J’ai rencontré Emmanuelle Bercot il y a plus de trois ans.Elle venait de passer plusieurs mois à chercher une actrice pour incarner Irène Frachon, la femme médecin à l’origine de l’affaire du Mediator, héroïne du film La Fille de Brest. Elle ne trouvait pas de comédienne. C’est finalement Catherine Deneuve qui lui a conseillé de me rencontrer. Elle m’avait vue dans la série Borgen et pensait que je pouvais correspondre au rôle. Choisir une actrice danoise pour incarner une pneumologue bretonne : l’idée était assez folle sur le papier. Mais Emmanuelle s’est laissée convaincre.
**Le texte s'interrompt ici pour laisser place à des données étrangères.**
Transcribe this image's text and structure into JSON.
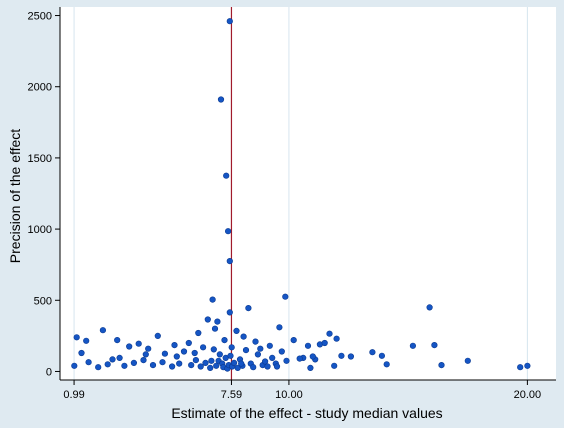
{
  "chart_data": {
    "type": "scatter",
    "title": "",
    "xlabel": "Estimate of the effect - study median values",
    "ylabel": "Precision of the effect",
    "xlim": [
      0.4,
      21.2
    ],
    "ylim": [
      -60,
      2560
    ],
    "xticks": [
      "0.99",
      "7.59",
      "10.00",
      "20.00"
    ],
    "xtick_values": [
      0.99,
      7.59,
      10.0,
      20.0
    ],
    "highlight_tick": "7.59",
    "yticks": [
      "0",
      "500",
      "1000",
      "1500",
      "2000",
      "2500"
    ],
    "ytick_values": [
      0,
      500,
      1000,
      1500,
      2000,
      2500
    ],
    "vlines": [
      {
        "x": 0.99,
        "style": "grid"
      },
      {
        "x": 10.0,
        "style": "grid"
      },
      {
        "x": 20.0,
        "style": "grid"
      },
      {
        "x": 7.59,
        "style": "reference"
      }
    ],
    "grid": false,
    "legend": "none",
    "series": [
      {
        "values": [
          [
            7.52,
            2460
          ],
          [
            7.15,
            1910
          ],
          [
            7.37,
            1375
          ],
          [
            7.45,
            985
          ],
          [
            7.52,
            775
          ],
          [
            9.85,
            525
          ],
          [
            6.8,
            505
          ],
          [
            7.52,
            415
          ],
          [
            8.3,
            445
          ],
          [
            15.9,
            450
          ],
          [
            6.6,
            365
          ],
          [
            7.0,
            350
          ],
          [
            1.1,
            240
          ],
          [
            1.5,
            215
          ],
          [
            2.2,
            290
          ],
          [
            2.8,
            220
          ],
          [
            3.7,
            195
          ],
          [
            4.1,
            160
          ],
          [
            4.5,
            250
          ],
          [
            5.2,
            185
          ],
          [
            5.8,
            200
          ],
          [
            6.2,
            270
          ],
          [
            6.9,
            300
          ],
          [
            7.3,
            220
          ],
          [
            7.8,
            285
          ],
          [
            8.1,
            245
          ],
          [
            8.6,
            210
          ],
          [
            9.2,
            180
          ],
          [
            9.6,
            310
          ],
          [
            10.2,
            220
          ],
          [
            10.6,
            95
          ],
          [
            11.3,
            190
          ],
          [
            11.7,
            265
          ],
          [
            12.2,
            110
          ],
          [
            13.5,
            135
          ],
          [
            14.1,
            50
          ],
          [
            16.1,
            185
          ],
          [
            17.5,
            75
          ],
          [
            19.7,
            30
          ],
          [
            20.0,
            40
          ],
          [
            1.0,
            40
          ],
          [
            1.3,
            130
          ],
          [
            1.6,
            65
          ],
          [
            2.4,
            50
          ],
          [
            2.9,
            95
          ],
          [
            3.1,
            40
          ],
          [
            3.5,
            60
          ],
          [
            3.9,
            80
          ],
          [
            4.3,
            45
          ],
          [
            4.8,
            125
          ],
          [
            5.1,
            35
          ],
          [
            5.4,
            55
          ],
          [
            5.6,
            140
          ],
          [
            5.9,
            45
          ],
          [
            6.1,
            80
          ],
          [
            6.3,
            35
          ],
          [
            6.5,
            60
          ],
          [
            6.7,
            25
          ],
          [
            6.85,
            155
          ],
          [
            6.95,
            40
          ],
          [
            7.05,
            75
          ],
          [
            7.1,
            120
          ],
          [
            7.2,
            55
          ],
          [
            7.25,
            30
          ],
          [
            7.35,
            95
          ],
          [
            7.42,
            20
          ],
          [
            7.48,
            45
          ],
          [
            7.55,
            110
          ],
          [
            7.62,
            35
          ],
          [
            7.7,
            60
          ],
          [
            7.85,
            25
          ],
          [
            7.95,
            85
          ],
          [
            8.05,
            40
          ],
          [
            8.2,
            150
          ],
          [
            8.4,
            55
          ],
          [
            8.5,
            30
          ],
          [
            8.7,
            120
          ],
          [
            8.9,
            45
          ],
          [
            9.0,
            70
          ],
          [
            9.1,
            35
          ],
          [
            9.3,
            95
          ],
          [
            9.45,
            55
          ],
          [
            9.7,
            140
          ],
          [
            9.9,
            75
          ],
          [
            10.45,
            90
          ],
          [
            10.9,
            25
          ],
          [
            11.1,
            85
          ],
          [
            11.5,
            200
          ],
          [
            11.9,
            40
          ],
          [
            12.6,
            105
          ],
          [
            13.9,
            110
          ],
          [
            15.2,
            180
          ],
          [
            16.4,
            45
          ],
          [
            2.0,
            30
          ],
          [
            2.6,
            85
          ],
          [
            3.3,
            175
          ],
          [
            4.0,
            120
          ],
          [
            4.7,
            65
          ],
          [
            5.3,
            105
          ],
          [
            6.05,
            130
          ],
          [
            6.4,
            170
          ],
          [
            6.75,
            75
          ],
          [
            7.6,
            170
          ],
          [
            8.0,
            55
          ],
          [
            8.8,
            160
          ],
          [
            9.5,
            35
          ],
          [
            10.8,
            180
          ],
          [
            12.0,
            230
          ],
          [
            11.0,
            105
          ]
        ]
      }
    ],
    "colors": {
      "points": "#1555c4",
      "points_edge": "#0b3a91",
      "reference_line": "#a01b2b",
      "highlight_tick": "#d22020",
      "grid": "#d6e5ee",
      "plot_bg": "#ffffff",
      "outer_bg": "#dfeaf1"
    }
  }
}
Elle m’a rendu visite à Copenhague et m’a présenté le projet comme une sorte d’Erin Brockovich à la française. Elle ne voulait pas se concentrer sur l’aspect politique de l’affaire du Mediator, même si c’est le nœud du récit, mais plutôt privilégier le portrait d’Irène Frachon, cette lanceuse d’alerte qui a osé défier une puissante industrie pharmaceutique et s’est battue pour une cause juste.
« J’ai inventé ma propre lecture de l’histoire »
Une première rencontre a été organisée avec la pneumologue en février 2013. Pendant le dîner, qui a duré des heures, elle m’a raconté son histoire de manière très simple et pédagogique. J’ai découvert en Irène Frachon une femme géniale, chaleureuse, drôle, passionnée. J’avais le sentiment d’être assise face à une héroïne : un pur personnage de fiction. Elle racontait son combat contre un Goliath industriel sans aucun narcissisme.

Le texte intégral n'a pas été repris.